In a recent study published in the journal Laryngoscope and authored by a pair of Stanford University School of Medicine researchers, a double blind, placebo controlled study found that acupuncture preformed during surgery reduced post-operative pain and resulted in a faster restoration of appetite compared to a control group of patients undergoing a tonsillectomy.
The researchers noted that the acupuncture group’s pain relief after surgery occurred twice as fast as the control group, 36 hours for the acupuncture group versus 84 hours for the control group. In addition, the study found that those in the acupuncture group had a return of appetite and ability to eat within 24 hours versus 72 hours for that of the control group.
The study utilized a double blind, placebo controlled framework that utilized sham acupuncture to simulate treatment. Sham acupuncture refers to a series of techniques that are used to ensure the researchers and patients are unable to tell if they received real acupuncture or not. Methods include needling non-acupuncture points on the body as well as specially designed blunt spring loaded needles that can simulate the sensation of a needle being inserted.

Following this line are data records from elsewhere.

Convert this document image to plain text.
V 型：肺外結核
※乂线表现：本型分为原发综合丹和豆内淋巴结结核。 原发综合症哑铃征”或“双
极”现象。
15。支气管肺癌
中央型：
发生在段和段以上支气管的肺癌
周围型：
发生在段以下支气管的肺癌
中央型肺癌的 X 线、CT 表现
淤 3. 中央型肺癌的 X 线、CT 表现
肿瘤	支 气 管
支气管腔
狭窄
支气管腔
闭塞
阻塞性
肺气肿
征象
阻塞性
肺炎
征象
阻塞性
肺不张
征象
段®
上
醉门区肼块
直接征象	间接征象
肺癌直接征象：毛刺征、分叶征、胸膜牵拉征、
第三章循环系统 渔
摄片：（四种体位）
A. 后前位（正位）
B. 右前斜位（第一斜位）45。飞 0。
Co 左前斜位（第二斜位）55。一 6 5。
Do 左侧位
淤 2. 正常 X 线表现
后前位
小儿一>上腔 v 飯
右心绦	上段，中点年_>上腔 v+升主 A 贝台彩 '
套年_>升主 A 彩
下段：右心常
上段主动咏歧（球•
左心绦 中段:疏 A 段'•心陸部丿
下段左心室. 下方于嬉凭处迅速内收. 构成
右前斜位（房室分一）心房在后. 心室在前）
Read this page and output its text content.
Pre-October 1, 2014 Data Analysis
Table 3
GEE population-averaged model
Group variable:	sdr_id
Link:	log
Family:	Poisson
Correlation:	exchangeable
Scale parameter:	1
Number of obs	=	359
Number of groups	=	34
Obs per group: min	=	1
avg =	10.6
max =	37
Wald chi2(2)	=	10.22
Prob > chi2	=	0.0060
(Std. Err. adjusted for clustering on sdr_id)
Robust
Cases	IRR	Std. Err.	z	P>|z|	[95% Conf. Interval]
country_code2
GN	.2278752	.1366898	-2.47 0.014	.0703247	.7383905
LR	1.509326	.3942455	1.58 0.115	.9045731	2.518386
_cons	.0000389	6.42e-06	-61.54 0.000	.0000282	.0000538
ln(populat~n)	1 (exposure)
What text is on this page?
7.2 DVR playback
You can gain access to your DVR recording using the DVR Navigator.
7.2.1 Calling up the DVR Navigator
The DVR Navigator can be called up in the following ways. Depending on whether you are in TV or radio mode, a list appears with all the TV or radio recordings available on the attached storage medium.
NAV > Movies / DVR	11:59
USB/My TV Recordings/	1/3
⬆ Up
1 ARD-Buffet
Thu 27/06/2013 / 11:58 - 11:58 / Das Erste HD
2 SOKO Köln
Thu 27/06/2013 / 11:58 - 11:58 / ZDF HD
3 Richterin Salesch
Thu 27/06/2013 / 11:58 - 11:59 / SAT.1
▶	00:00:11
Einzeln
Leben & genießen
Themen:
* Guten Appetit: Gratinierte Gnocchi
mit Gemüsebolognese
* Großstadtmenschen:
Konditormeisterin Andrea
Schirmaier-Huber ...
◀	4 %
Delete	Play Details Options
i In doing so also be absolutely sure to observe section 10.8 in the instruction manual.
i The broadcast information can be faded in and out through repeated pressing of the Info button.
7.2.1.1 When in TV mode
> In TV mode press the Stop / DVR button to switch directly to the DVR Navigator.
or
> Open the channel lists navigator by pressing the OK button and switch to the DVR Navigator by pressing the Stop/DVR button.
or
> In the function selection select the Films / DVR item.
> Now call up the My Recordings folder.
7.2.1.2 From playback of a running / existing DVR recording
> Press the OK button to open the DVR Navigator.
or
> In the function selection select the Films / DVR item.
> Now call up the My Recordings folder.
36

The study procedure utilized a variety of acupuncture points known for their analgesic properties, their known benefit for the head and throat, as well as points to reduce nausea and vomiting as well as points to reduce anxiety and agitation. Auricular acupuncture, or the use of acupuncture points on the ear, were utilized as well. Several of the points were stimulated using a variable frequency electrical stimulation device that applies a very small amount of electrical current to an acupuncture needle. This method is frequently used for pain reduction and for acupuncture analgesia used in a variety of surgeries including dental surgery.
The researchers noted that there were no side-effects or complications from the acupuncture and concluded that acupuncture is “feasible, well tolerated, and results in improved pain and earlier return of diet post-operatively.”
Although this study only looked at a single type of surgery, acupuncture has been used during surgery in China extensively to reduce post-operative recovery time, speed wound healing and reduce the need for deep anesthesia drugs. The researchers note that acupuncture during surgery is a relatively new field, but given the success of this study they recommend further research with larger sample sizes.
I think that one of the best things that can come out of acupuncture research is the integration of western medicine and complementary forms of medicine like acupuncture and herbal medicine to be used side by side to ensure that the patient receives the best care possible. Given the high level of safety and ability to reduce cost (less drugs, shorter hospital stays), acupuncture will hopefully be given the green light in more areas of the western healthcare world and will demonstrate its effectiveness and safety.